Figure 4. TBZ significantly disrupts tube formation in cultured human umbilical vein endothelial cells (HUVECs), an in vitro capillary model.

Here, we show effects of 1% DMSO-treated control (A) versus 1% DMSO, 100 µM TBZ (B) and 1% DMSO, 250 µM TBZ (C). Scale bar, 100 µm. (D) Tube disruption is dose-dependent and comparable to that from silencing known pro-angiogenic gene HOXA9.

Figure 5. TBZ disrupts newly established vasculature, as visualized in vivo using time-lapse fluorescence microscopy within kdr:GFP frogs.

Retraction and rounding of vascular endothelial cells (arrowheads) is apparent in TBZ-treated embryos (A, time lapse of frogs treated as in Figure 3) as compared with continued vascular growth in control animals (Figure S7). Scale bar, 80 µm. (B) A series with intermediate time points is shown for a sub-region of that shown in (A). (B′) Schematics of the images in (B) indicate positions of specific cells.

Figure 6. After disassembly of the vasculature by TBZ, washout of the drug leads to partial recovery of the vascular network.

Two time series are shown in (A) and (B), imaged as in Figure 5. Following washout, cells dissociated by TBZ treatment recommence cell elongation and connection.
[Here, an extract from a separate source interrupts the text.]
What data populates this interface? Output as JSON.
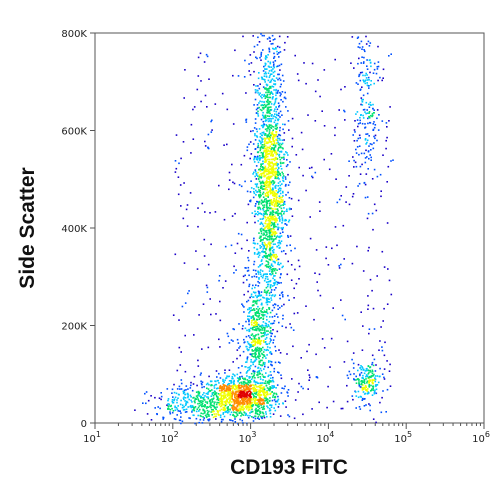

Individual cells are indicated by arrows/asterisks. Scale bar in (A), 50 µm; in (B), 40 µm.

Figure 7. TBZ impedes migration of HUVECs in a wound scratch assay, but treatment with the Rho Kinase inhibitor Y27632 reverses TBZ's effects.
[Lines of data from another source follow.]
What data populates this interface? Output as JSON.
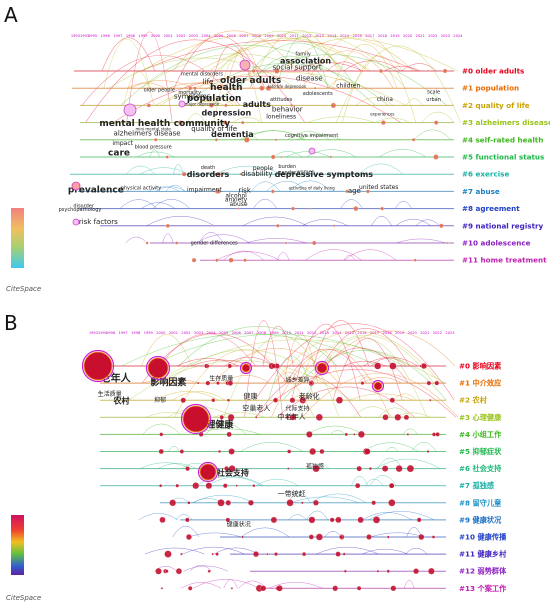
{
  "panels": {
    "a": {
      "tag": "A",
      "logo": "CiteSpace"
    },
    "b": {
      "tag": "B",
      "logo": "CiteSpace"
    }
  },
  "colors": {
    "axis_years": "#cc00cc",
    "cluster_a": [
      "#e8001c",
      "#e86a00",
      "#c9a300",
      "#99c21c",
      "#3cb81e",
      "#1db84a",
      "#17b0a4",
      "#1a80c4",
      "#2040c8",
      "#4020c0",
      "#8a20c0",
      "#c020b0"
    ],
    "cluster_b": [
      "#e8001c",
      "#e86a00",
      "#c9a300",
      "#99c21c",
      "#3cb81e",
      "#1db84a",
      "#1db87a",
      "#17b0a4",
      "#1a90c4",
      "#1a70c4",
      "#2040c8",
      "#4020c0",
      "#8a20c0",
      "#c020b0"
    ]
  },
  "chart_data": [
    {
      "type": "timeline",
      "panel": "A",
      "x": [
        "1993",
        "1995",
        "1996",
        "1997",
        "1998",
        "1999",
        "2000",
        "2001",
        "2002",
        "2003",
        "2004",
        "2005",
        "2006",
        "2007",
        "2008",
        "2009",
        "2010",
        "2011",
        "2012",
        "2013",
        "2014",
        "2015",
        "2016",
        "2017",
        "2018",
        "2019",
        "2020",
        "2021",
        "2022",
        "2023",
        "2024"
      ],
      "x_tick_labels": [
        "19931993",
        "1995",
        "1996",
        "1997",
        "1998",
        "1999",
        "2000",
        "2001",
        "2002",
        "2003",
        "2004",
        "2005",
        "2006",
        "2007",
        "2008",
        "2009",
        "2010",
        "2011",
        "2012",
        "2013",
        "2014",
        "2015",
        "2016",
        "2017",
        "2018",
        "2019",
        "2020",
        "2021",
        "2022",
        "2023",
        "2024"
      ],
      "clusters": [
        "#0 older adults",
        "#1 population",
        "#2 quality of life",
        "#3 alzheimers disease",
        "#4 self-rated health",
        "#5 functional status",
        "#6 exercise",
        "#7 abuse",
        "#8 agreement",
        "#9 national registry",
        "#10 adolescence",
        "#11 home treatment"
      ],
      "keywords": [
        {
          "text": "family",
          "x": 2011.3,
          "lane": -0.9,
          "size": 5
        },
        {
          "text": "association",
          "x": 2011.5,
          "lane": -0.45,
          "size": 8
        },
        {
          "text": "social support",
          "x": 2010.8,
          "lane": -0.1,
          "size": 7
        },
        {
          "text": "mental disorders",
          "x": 2003.0,
          "lane": 0.25,
          "size": 5
        },
        {
          "text": "older adults",
          "x": 2007.0,
          "lane": 0.7,
          "size": 9
        },
        {
          "text": "disease",
          "x": 2011.8,
          "lane": 0.55,
          "size": 7
        },
        {
          "text": "life",
          "x": 2003.5,
          "lane": 0.75,
          "size": 7
        },
        {
          "text": "health",
          "x": 2005.0,
          "lane": 1.1,
          "size": 9
        },
        {
          "text": "late life depression",
          "x": 2010.0,
          "lane": 1.0,
          "size": 4
        },
        {
          "text": "children",
          "x": 2015.0,
          "lane": 0.95,
          "size": 6
        },
        {
          "text": "scale",
          "x": 2022.0,
          "lane": 1.3,
          "size": 5
        },
        {
          "text": "older people",
          "x": 1999.5,
          "lane": 1.2,
          "size": 5
        },
        {
          "text": "mortality",
          "x": 2002.0,
          "lane": 1.35,
          "size": 5
        },
        {
          "text": "symptoms",
          "x": 2002.2,
          "lane": 1.6,
          "size": 7
        },
        {
          "text": "population",
          "x": 2004.0,
          "lane": 1.75,
          "size": 9
        },
        {
          "text": "adolescents",
          "x": 2012.5,
          "lane": 1.4,
          "size": 5
        },
        {
          "text": "attitudes",
          "x": 2009.5,
          "lane": 1.75,
          "size": 5
        },
        {
          "text": "china",
          "x": 2018.0,
          "lane": 1.75,
          "size": 6
        },
        {
          "text": "urban",
          "x": 2022.0,
          "lane": 1.75,
          "size": 5
        },
        {
          "text": "major depression",
          "x": 2003.0,
          "lane": 2.0,
          "size": 4
        },
        {
          "text": "adults",
          "x": 2007.5,
          "lane": 2.1,
          "size": 8
        },
        {
          "text": "behavior",
          "x": 2010.0,
          "lane": 2.35,
          "size": 7
        },
        {
          "text": "depression",
          "x": 2005.0,
          "lane": 2.6,
          "size": 8
        },
        {
          "text": "loneliness",
          "x": 2009.5,
          "lane": 2.75,
          "size": 6
        },
        {
          "text": "experiences",
          "x": 2017.8,
          "lane": 2.6,
          "size": 4
        },
        {
          "text": "mental health",
          "x": 1997.5,
          "lane": 3.2,
          "size": 9
        },
        {
          "text": "community",
          "x": 2003.0,
          "lane": 3.2,
          "size": 9
        },
        {
          "text": "quality of life",
          "x": 2004.0,
          "lane": 3.5,
          "size": 7
        },
        {
          "text": "mini mental state",
          "x": 1999.0,
          "lane": 3.45,
          "size": 4
        },
        {
          "text": "alzheimers disease",
          "x": 1998.5,
          "lane": 3.75,
          "size": 7
        },
        {
          "text": "dementia",
          "x": 2005.5,
          "lane": 3.85,
          "size": 8
        },
        {
          "text": "cognitive impairment",
          "x": 2012.0,
          "lane": 3.85,
          "size": 5
        },
        {
          "text": "impact",
          "x": 1996.5,
          "lane": 4.3,
          "size": 6
        },
        {
          "text": "blood pressure",
          "x": 1999.0,
          "lane": 4.5,
          "size": 5
        },
        {
          "text": "care",
          "x": 1996.2,
          "lane": 4.9,
          "size": 9
        },
        {
          "text": "death",
          "x": 2003.5,
          "lane": 5.7,
          "size": 5
        },
        {
          "text": "people",
          "x": 2008.0,
          "lane": 5.75,
          "size": 6
        },
        {
          "text": "burden",
          "x": 2010.0,
          "lane": 5.65,
          "size": 5
        },
        {
          "text": "gender",
          "x": 2010.0,
          "lane": 6.0,
          "size": 5
        },
        {
          "text": "women",
          "x": 2011.5,
          "lane": 5.95,
          "size": 5
        },
        {
          "text": "disorders",
          "x": 2003.5,
          "lane": 6.15,
          "size": 8
        },
        {
          "text": "disability",
          "x": 2007.5,
          "lane": 6.1,
          "size": 7
        },
        {
          "text": "depressive symptoms",
          "x": 2013.0,
          "lane": 6.15,
          "size": 8
        },
        {
          "text": "prevalence",
          "x": 1994.3,
          "lane": 7.05,
          "size": 9
        },
        {
          "text": "physical activity",
          "x": 1998.0,
          "lane": 6.9,
          "size": 5
        },
        {
          "text": "impairment",
          "x": 2003.2,
          "lane": 7.0,
          "size": 6
        },
        {
          "text": "risk",
          "x": 2006.5,
          "lane": 7.05,
          "size": 7
        },
        {
          "text": "activities of daily living",
          "x": 2012.0,
          "lane": 6.9,
          "size": 4
        },
        {
          "text": "united states",
          "x": 2017.5,
          "lane": 6.85,
          "size": 6
        },
        {
          "text": "age",
          "x": 2015.5,
          "lane": 7.1,
          "size": 7
        },
        {
          "text": "alcohol",
          "x": 2005.8,
          "lane": 7.35,
          "size": 6
        },
        {
          "text": "anxiety",
          "x": 2005.8,
          "lane": 7.6,
          "size": 6
        },
        {
          "text": "abuse",
          "x": 2006.0,
          "lane": 7.85,
          "size": 6
        },
        {
          "text": "disorder",
          "x": 1993.3,
          "lane": 7.95,
          "size": 5
        },
        {
          "text": "psychopathology",
          "x": 1993.0,
          "lane": 8.15,
          "size": 5
        },
        {
          "text": "risk factors",
          "x": 1994.5,
          "lane": 8.9,
          "size": 7
        },
        {
          "text": "gender differences",
          "x": 2004.0,
          "lane": 10.1,
          "size": 5
        }
      ]
    },
    {
      "type": "timeline",
      "panel": "B",
      "x": [
        "1993",
        "1995",
        "1996",
        "1997",
        "1998",
        "1999",
        "2000",
        "2001",
        "2002",
        "2003",
        "2004",
        "2005",
        "2006",
        "2007",
        "2008",
        "2009",
        "2010",
        "2011",
        "2012",
        "2013",
        "2014",
        "2015",
        "2016",
        "2017",
        "2018",
        "2019",
        "2020",
        "2021",
        "2022",
        "2023"
      ],
      "x_tick_labels": [
        "19931995",
        "1996",
        "1997",
        "1998",
        "1999",
        "2000",
        "2001",
        "2002",
        "2003",
        "2004",
        "2005",
        "2006",
        "2007",
        "2008",
        "2009",
        "2010",
        "2011",
        "2012",
        "2013",
        "2014",
        "2015",
        "2016",
        "2017",
        "2018",
        "2019",
        "2020",
        "2021",
        "2022",
        "2023"
      ],
      "clusters": [
        "#0 影响因素",
        "#1 中介效应",
        "#2 农村",
        "#3 心理健康",
        "#4 小组工作",
        "#5 抑郁症状",
        "#6 社会支持",
        "#7 孤独感",
        "#8 留守儿童",
        "#9 健康状况",
        "#10 健康传播",
        "#11 健康乡村",
        "#12 弱势群体",
        "#13 个案工作"
      ],
      "keywords": [
        {
          "text": "老年人",
          "x": 1994.5,
          "lane": 0.9,
          "size": 10
        },
        {
          "text": "影响因素",
          "x": 1999.0,
          "lane": 1.1,
          "size": 9
        },
        {
          "text": "生活质量",
          "x": 1994.0,
          "lane": 1.75,
          "size": 6
        },
        {
          "text": "农村",
          "x": 1995.0,
          "lane": 2.2,
          "size": 8
        },
        {
          "text": "抑郁",
          "x": 1998.3,
          "lane": 2.1,
          "size": 6
        },
        {
          "text": "生存质量",
          "x": 2003.5,
          "lane": 0.85,
          "size": 6
        },
        {
          "text": "健康",
          "x": 2006.0,
          "lane": 1.9,
          "size": 7
        },
        {
          "text": "空巢老人",
          "x": 2006.5,
          "lane": 2.6,
          "size": 7
        },
        {
          "text": "心理健康",
          "x": 2003.0,
          "lane": 3.6,
          "size": 9
        },
        {
          "text": "中老年人",
          "x": 2009.5,
          "lane": 3.1,
          "size": 7
        },
        {
          "text": "老龄化",
          "x": 2011.0,
          "lane": 1.9,
          "size": 7
        },
        {
          "text": "代际支持",
          "x": 2010.0,
          "lane": 2.6,
          "size": 6
        },
        {
          "text": "城乡差异",
          "x": 2010.0,
          "lane": 0.95,
          "size": 6
        },
        {
          "text": "社会支持",
          "x": 2004.5,
          "lane": 6.4,
          "size": 8
        },
        {
          "text": "一带统赶",
          "x": 2009.5,
          "lane": 7.6,
          "size": 7
        },
        {
          "text": "健康状况",
          "x": 2005.0,
          "lane": 9.4,
          "size": 6
        },
        {
          "text": "孤独感",
          "x": 2011.5,
          "lane": 6.0,
          "size": 6
        }
      ]
    }
  ]
}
(A) The effects of 1% DMSO-treated control versus 1% DMSO, 250 µM TBZ, and 1% DMSO, 250 µM TBZ, 10 µM Y27632. Scale bar, 200 µm. (B) quantifies the dose-dependent suppression of TBZ inhibition by Y27632. Error bars represent the mean ± 1 s.d. across 3 wells (1 of 3 trials). TBZ results in disorganization of actin stress fibers, as shown in (C) for 1% DMSO-treated control versus 1% DMSO, 250 µM TBZ-treated cells. Scale bar, 20 µm.
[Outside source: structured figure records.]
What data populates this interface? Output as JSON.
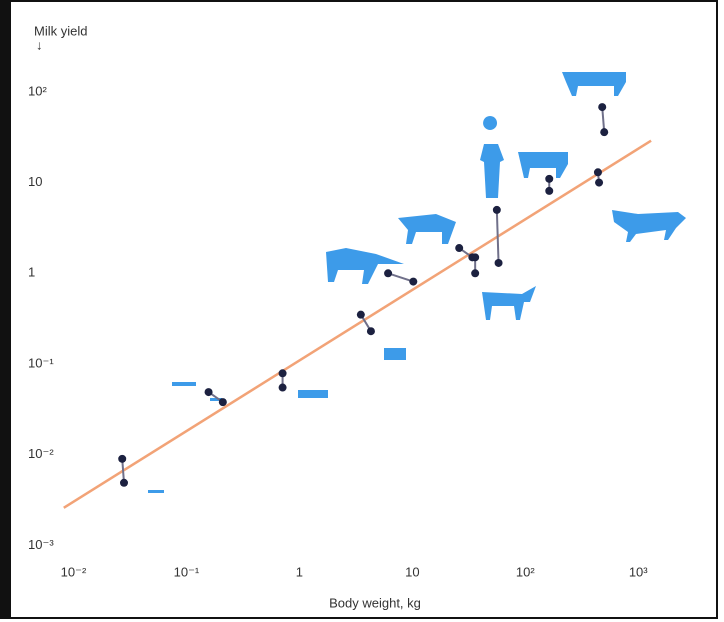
{
  "chart_data": {
    "type": "scatter",
    "y_label": "Milk yield",
    "x_label": "Body weight, kg",
    "log_x": true,
    "log_y": true,
    "xlim": [
      0.0035,
      4500
    ],
    "ylim": [
      0.00025,
      800
    ],
    "xticks": [
      {
        "value": 0.01,
        "label": "10⁻²"
      },
      {
        "value": 0.1,
        "label": "10⁻¹"
      },
      1,
      10,
      {
        "value": 100,
        "label": "10²"
      },
      {
        "value": 1000,
        "label": "10³"
      }
    ],
    "yticks": [
      {
        "value": 0.001,
        "label": "10⁻³"
      },
      {
        "value": 0.01,
        "label": "10⁻²"
      },
      {
        "value": 0.1,
        "label": "10⁻¹"
      },
      1,
      10,
      {
        "value": 100,
        "label": "10²"
      }
    ],
    "point_color": "#1c2140",
    "link_color": "#70708a",
    "pairs": [
      {
        "x": [
          0.027,
          0.028
        ],
        "y": [
          0.009,
          0.0049
        ]
      },
      {
        "x": [
          0.157,
          0.21
        ],
        "y": [
          0.049,
          0.038
        ]
      },
      {
        "x": [
          0.71,
          0.71
        ],
        "y": [
          0.079,
          0.055
        ]
      },
      {
        "x": [
          3.5,
          4.3
        ],
        "y": [
          0.35,
          0.23
        ]
      },
      {
        "x": [
          6.1,
          10.2
        ],
        "y": [
          1.0,
          0.81
        ]
      },
      {
        "x": [
          26,
          34
        ],
        "y": [
          1.9,
          1.5
        ]
      },
      {
        "x": [
          36,
          36
        ],
        "y": [
          1.5,
          1.0
        ]
      },
      {
        "x": [
          56,
          58
        ],
        "y": [
          5.0,
          1.3
        ]
      },
      {
        "x": [
          163,
          163
        ],
        "y": [
          11,
          8.1
        ]
      },
      {
        "x": [
          440,
          450
        ],
        "y": [
          13,
          10
        ]
      },
      {
        "x": [
          480,
          500
        ],
        "y": [
          68,
          36
        ]
      }
    ],
    "fit": {
      "color": "#f2a377",
      "x": [
        0.0082,
        1300
      ],
      "y": [
        0.0026,
        29
      ]
    }
  }
}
Figure 8. TBZ slows the growth of human HT1080 fibrosarcoma xenograft tumors in athymic Cre nu/nu mice.

Tumors are significantly reduced in size in TBZ-treated animals (A), shown in (B) biopsied from mice after 27 d of 50 mg/kg (corresponding to 250 µM) TBZ treatment, and quantified in (C) and (D) (1 of 2 trials).

Figure 9. Blood vessel density is significantly reduced within TBZ-treated tumors.

(A) and (B) show tumor vasculature visualized by immunohistochemistry of microdissected tumor sections using an anti-CD31 (PECAM-1) antibody staining for vasculature in the region of highest vessel density (“hot spots”; scale bar, 100 µm), and the total area of PECAM-1 staining above a fluorescence intensity threshold (arbitrary units) is quantified in (C).